The first project I introduced was aimed at Virginia Studies which is taught in fourth grade in our school division. Prior to this project, the students had learned quite a bit, and this project was the culminating activity at the end of a grading period. Here are the details on the projects:
Create a parade float using a tissue box as the base for your float, two pencils or dowels for the axles, and four wheels to make it movable. Include features of the tourist site to make it clear where your float is from, and create a travel brochure to go with the float telling about the location.
As I viewed the floats, I was amazed, and as I mentioned, I thought it would be a neat idea for a parental involvement event too. Imagine how neat it would be to create a float about Pinkalious or Nate the Great?
Another options teachers might try are trifold display projects like these projects completed later in the year. These were created by students in grades 2 and up, and the idea came Mandy at Read. Write. Mom!. Definitely check out her page if you want to use this idea.
For some students, the trifold display was just too much to manage. You can make a smaller scale version with a lapbook using two file folders stapled together, or you might have students complete a shoebox project like this one that a second grader did with her mom. They loved the Eloise books (and so do I!). With a little scrapbooking paper, a glue gun, and a few pieces of doll furniture, the display was complete, and the little girl was so proud to have it on display. The best part...she and her mom enjoyed discussing the book as the made the project together.
At our school, we hosted this event during our annual Scholastic Book Fair. The projects were all on display as the parents and grandparents were in the building for special lunches, etc. In my opinion, timing events like this serves two purposes: parental involvement AND book recommendations for others. It was great listening to the students exchange ideas and talk about what they loved about the books they'd chosen.

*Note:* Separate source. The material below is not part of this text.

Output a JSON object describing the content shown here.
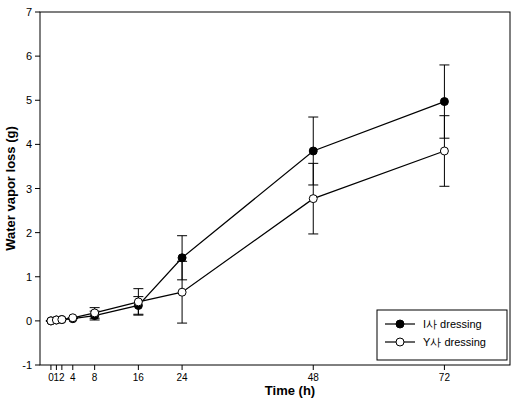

The last suggestion I thought I'd share is one from my previous school. In Virginia, our students have a long list of important people to learn about as well as lots of details to keep straight for history. To help the children keep it all straight and to help important details "stick", my school gave the students three options for our annual History Night. They were allowed to join a wax museum of historical figures (and they dressed up like that person, memorized a speech, and had a "play button" that they held.) If someone tapped the button, they recited their speeches. Another option was the map room. In this room, students shared maps they created of the colonies, Civil War battles, and so on. Finally, there was a project room, and this was set up similar to the literacy projects I mentioned with trifold displays and other 3-dimensional projects.
How do celebrations go in your school? Do you have a few options that you offer your students? Please take a moment and share them. I'd love to get a few ideas myself!